# Overview of System Maintenance for On-Premise Servers
In managing a Rundeck server or Process Automation cluster, it is worth looking at log management and server tuning. The notes about execution logs are also relevant for Runbook Automation.
# Managing and Pruning Logs
There are two different types of logs that need to be considered and managed. First, there are system logs that are written and stored on each Rundeck server. The second type of logs are the logs for each job execution, which are stored by default on the server but could be stored in an alternate location using the S3 plugin.
# Server System Logs
Server logs are managed using log4j 2 and log size can be managed using logrotate (opens new window) on Linux and Windows. For more mature logging environments, it is also possible to stream these logs. For debugging purposes, the main log to use when investigating is service.log.
# Execution Logs
Each time a job is executed, a log is written to the server for later review. By default, these logs will continue to be written and over time this can cause an issue with disk-space so pruning logs on a regular basis is recommended. This can be accomplished on a per-project basis by using a feature called “Execution History Clean” which ought to be set up early for each project to avoid issues down the line. It is also beneficial to copy the execution logs to an off-server location, typically either an S3-compatible storage location (using a tool such as Minio (opens new window)) or using Azure Log Storage.
# Tuning the Server
There can be a number of different elements worth looking at to improve performance but there are three worth addressing from the beginning to prevent later server bottlenecks.

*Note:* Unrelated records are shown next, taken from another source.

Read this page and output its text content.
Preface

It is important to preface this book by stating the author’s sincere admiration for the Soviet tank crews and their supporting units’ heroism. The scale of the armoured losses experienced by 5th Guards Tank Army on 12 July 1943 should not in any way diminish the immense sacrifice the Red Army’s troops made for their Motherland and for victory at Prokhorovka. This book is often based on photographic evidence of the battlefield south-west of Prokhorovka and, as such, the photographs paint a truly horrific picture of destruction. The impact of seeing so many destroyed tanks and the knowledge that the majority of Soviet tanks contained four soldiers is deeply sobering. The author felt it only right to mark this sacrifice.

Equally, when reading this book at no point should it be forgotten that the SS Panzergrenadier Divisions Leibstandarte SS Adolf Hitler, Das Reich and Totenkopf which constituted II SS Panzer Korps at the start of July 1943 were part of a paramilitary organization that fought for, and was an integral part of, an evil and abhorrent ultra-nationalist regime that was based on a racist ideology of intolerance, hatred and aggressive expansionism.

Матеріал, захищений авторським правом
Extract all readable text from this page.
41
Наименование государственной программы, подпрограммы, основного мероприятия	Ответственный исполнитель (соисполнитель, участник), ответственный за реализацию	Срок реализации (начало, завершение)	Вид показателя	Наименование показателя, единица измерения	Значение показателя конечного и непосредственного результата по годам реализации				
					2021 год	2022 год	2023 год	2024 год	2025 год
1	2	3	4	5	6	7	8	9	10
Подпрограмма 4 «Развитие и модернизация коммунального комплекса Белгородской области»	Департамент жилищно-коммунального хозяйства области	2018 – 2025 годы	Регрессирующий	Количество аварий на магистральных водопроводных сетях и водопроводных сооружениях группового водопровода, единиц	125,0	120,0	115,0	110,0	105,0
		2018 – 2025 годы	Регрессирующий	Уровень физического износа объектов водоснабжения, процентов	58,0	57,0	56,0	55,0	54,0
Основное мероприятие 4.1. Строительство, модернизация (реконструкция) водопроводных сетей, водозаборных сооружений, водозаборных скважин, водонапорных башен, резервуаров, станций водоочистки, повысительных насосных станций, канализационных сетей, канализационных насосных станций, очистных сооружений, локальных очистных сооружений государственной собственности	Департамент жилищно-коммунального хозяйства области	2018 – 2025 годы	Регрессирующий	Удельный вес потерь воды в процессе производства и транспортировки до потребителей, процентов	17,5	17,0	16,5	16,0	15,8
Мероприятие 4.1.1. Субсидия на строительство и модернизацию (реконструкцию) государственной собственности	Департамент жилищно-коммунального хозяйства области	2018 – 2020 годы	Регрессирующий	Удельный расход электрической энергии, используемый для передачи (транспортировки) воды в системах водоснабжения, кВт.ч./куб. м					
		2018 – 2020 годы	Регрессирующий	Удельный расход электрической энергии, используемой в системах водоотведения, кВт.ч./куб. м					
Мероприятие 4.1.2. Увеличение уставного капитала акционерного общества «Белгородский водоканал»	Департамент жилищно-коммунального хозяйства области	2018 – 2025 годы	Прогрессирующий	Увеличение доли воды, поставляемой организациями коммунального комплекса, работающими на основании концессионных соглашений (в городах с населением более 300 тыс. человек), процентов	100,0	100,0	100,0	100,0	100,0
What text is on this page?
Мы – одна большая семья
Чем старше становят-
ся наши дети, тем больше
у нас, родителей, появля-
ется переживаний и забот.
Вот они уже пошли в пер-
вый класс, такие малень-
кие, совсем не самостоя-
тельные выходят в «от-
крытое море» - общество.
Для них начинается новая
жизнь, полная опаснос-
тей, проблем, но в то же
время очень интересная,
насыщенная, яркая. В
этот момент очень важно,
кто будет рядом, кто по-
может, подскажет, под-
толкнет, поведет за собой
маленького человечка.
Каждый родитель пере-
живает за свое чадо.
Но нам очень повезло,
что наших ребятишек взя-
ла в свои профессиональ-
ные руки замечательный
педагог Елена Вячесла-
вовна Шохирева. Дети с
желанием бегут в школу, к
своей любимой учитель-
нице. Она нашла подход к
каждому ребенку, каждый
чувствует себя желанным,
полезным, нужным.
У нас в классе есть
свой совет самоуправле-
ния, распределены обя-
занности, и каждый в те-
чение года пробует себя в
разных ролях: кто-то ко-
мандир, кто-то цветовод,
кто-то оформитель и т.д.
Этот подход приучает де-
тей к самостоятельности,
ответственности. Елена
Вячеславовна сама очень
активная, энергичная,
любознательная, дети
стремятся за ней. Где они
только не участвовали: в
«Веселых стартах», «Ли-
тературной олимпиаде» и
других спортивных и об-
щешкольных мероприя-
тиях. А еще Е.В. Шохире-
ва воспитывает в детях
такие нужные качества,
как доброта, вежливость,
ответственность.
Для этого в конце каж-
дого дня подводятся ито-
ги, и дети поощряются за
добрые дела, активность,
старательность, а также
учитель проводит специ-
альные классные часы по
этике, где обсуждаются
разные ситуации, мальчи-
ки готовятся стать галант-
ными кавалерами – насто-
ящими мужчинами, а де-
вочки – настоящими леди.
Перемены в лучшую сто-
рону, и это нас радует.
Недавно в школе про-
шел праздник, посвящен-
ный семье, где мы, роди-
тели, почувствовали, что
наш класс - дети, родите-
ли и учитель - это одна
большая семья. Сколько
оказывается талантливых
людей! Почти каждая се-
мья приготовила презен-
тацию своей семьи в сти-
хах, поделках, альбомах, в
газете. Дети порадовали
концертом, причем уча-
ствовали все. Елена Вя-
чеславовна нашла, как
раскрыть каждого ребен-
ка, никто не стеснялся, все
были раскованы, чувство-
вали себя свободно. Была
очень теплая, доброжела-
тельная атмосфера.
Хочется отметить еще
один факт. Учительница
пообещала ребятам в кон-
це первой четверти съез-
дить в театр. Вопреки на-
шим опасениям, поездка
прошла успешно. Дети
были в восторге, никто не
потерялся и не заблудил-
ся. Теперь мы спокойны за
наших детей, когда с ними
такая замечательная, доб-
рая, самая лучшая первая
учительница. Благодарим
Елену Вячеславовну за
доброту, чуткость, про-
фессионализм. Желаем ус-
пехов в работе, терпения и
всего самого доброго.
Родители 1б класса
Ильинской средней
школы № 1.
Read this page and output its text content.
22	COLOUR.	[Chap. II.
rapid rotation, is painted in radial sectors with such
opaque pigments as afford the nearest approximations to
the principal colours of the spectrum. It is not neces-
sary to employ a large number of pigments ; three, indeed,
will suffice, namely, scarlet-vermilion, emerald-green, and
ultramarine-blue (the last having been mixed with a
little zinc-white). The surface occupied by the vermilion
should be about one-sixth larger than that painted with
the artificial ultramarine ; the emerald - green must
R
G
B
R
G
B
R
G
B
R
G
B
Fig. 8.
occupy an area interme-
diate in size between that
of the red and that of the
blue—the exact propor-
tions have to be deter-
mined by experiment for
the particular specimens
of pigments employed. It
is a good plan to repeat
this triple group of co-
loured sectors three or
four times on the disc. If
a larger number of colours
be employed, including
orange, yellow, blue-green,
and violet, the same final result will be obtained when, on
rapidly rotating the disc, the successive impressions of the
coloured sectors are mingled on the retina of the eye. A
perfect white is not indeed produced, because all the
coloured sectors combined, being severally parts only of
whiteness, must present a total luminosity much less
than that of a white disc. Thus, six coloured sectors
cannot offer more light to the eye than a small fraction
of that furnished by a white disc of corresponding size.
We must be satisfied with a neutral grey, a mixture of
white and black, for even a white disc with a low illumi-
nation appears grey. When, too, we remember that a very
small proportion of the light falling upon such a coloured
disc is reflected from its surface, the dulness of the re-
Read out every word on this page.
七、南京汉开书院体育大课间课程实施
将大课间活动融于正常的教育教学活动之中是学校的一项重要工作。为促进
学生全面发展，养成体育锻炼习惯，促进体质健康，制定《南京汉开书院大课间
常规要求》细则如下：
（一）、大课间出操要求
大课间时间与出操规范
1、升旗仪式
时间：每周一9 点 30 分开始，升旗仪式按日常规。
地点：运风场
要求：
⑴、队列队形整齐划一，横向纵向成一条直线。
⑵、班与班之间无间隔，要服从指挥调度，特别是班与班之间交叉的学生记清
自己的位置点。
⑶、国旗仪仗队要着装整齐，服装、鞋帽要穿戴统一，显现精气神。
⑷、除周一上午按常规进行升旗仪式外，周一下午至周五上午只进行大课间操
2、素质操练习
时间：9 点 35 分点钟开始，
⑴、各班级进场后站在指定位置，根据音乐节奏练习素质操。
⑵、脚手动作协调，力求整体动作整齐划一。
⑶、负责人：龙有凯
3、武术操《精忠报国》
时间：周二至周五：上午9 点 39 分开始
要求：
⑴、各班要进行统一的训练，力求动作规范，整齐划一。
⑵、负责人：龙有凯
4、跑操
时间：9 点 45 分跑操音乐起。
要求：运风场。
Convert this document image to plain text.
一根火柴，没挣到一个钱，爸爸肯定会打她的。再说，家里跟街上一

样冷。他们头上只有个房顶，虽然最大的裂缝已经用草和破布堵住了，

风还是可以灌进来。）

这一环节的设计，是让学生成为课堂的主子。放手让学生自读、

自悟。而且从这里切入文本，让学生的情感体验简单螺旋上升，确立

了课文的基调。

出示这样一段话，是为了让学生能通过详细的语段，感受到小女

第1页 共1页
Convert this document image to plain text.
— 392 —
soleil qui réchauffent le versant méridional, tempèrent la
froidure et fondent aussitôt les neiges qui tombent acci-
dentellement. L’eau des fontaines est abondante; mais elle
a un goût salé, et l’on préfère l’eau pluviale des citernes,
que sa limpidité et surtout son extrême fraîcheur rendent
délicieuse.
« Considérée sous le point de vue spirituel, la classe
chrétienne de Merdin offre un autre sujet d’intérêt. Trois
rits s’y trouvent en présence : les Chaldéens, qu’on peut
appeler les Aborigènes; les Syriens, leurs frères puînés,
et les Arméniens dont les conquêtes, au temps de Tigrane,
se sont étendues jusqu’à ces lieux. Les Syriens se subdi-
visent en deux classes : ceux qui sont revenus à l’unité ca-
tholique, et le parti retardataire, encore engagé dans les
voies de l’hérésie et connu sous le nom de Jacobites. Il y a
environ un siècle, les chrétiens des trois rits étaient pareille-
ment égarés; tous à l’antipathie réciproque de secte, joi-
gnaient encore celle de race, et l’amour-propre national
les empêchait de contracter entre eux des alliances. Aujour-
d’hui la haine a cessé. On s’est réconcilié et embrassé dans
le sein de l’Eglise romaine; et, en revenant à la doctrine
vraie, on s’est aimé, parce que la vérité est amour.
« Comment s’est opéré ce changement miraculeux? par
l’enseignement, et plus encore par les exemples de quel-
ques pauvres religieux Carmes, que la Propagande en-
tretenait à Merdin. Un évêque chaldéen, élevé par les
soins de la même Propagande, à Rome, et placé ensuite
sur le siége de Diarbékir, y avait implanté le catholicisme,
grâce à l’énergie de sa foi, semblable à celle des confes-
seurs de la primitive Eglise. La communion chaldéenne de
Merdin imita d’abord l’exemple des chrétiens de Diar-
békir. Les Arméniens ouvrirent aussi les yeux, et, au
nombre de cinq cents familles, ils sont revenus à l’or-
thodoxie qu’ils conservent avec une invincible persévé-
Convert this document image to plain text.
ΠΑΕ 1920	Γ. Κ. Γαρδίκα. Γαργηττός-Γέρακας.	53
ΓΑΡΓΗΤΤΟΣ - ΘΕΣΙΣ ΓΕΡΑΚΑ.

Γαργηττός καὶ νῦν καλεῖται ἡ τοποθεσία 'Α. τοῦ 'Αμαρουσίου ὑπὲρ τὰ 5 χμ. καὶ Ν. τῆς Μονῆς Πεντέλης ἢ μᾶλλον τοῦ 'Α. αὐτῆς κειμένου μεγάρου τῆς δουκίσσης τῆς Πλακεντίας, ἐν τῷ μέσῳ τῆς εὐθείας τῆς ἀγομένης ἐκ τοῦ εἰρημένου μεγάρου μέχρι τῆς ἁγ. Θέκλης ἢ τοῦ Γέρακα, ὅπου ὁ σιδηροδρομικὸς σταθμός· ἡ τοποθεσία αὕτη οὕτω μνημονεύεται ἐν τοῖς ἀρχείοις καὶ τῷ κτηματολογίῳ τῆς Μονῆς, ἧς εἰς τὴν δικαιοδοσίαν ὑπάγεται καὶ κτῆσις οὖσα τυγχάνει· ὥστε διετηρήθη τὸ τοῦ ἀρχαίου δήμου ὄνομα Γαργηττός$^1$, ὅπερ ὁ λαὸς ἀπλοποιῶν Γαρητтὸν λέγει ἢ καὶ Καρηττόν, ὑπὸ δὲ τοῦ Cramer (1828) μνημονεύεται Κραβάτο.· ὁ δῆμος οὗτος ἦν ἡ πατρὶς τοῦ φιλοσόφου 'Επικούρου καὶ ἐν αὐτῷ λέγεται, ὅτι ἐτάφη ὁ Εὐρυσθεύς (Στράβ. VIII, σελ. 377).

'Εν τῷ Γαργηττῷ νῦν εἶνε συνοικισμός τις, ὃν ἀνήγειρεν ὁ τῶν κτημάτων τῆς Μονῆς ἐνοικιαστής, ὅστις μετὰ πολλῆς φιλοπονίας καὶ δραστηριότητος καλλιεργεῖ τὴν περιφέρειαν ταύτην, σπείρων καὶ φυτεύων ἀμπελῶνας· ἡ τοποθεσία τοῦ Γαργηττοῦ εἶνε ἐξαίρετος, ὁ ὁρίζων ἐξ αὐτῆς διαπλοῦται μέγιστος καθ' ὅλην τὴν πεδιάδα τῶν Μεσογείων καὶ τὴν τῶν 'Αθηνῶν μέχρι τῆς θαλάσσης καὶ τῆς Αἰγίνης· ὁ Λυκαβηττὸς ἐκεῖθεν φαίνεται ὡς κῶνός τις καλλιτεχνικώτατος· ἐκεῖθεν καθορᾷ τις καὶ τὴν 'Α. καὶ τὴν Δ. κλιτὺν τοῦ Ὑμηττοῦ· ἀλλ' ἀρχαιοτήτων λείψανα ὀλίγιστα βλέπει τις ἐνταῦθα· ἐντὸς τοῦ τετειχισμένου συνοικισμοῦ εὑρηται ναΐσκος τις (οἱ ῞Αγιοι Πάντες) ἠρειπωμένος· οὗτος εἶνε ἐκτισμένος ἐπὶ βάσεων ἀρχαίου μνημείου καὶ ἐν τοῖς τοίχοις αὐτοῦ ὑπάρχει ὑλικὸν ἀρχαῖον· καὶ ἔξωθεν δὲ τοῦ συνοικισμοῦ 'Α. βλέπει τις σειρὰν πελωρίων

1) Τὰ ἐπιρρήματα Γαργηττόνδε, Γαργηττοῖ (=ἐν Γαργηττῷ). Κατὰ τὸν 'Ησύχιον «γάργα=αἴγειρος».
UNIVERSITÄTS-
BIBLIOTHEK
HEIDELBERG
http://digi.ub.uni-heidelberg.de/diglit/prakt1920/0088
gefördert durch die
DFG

One element that may be a limiter on Linux servers is the number of files that can be open at a time. Updating the file descriptors can improve server performance.
Java heap size controls how much memory is allocated to the server’s Java application. For a server with a large amount of system memory, try setting the maximum heap size to something like two-thirds of the total system memory (or half on Windows servers).
This setting determines the maximum number of concurrent threads that can be run on the server. By default, it is set fairly low so increasing this value can make the server more productive, especially for large numbers of concurrent jobs or jobs with large numbers of target nodes.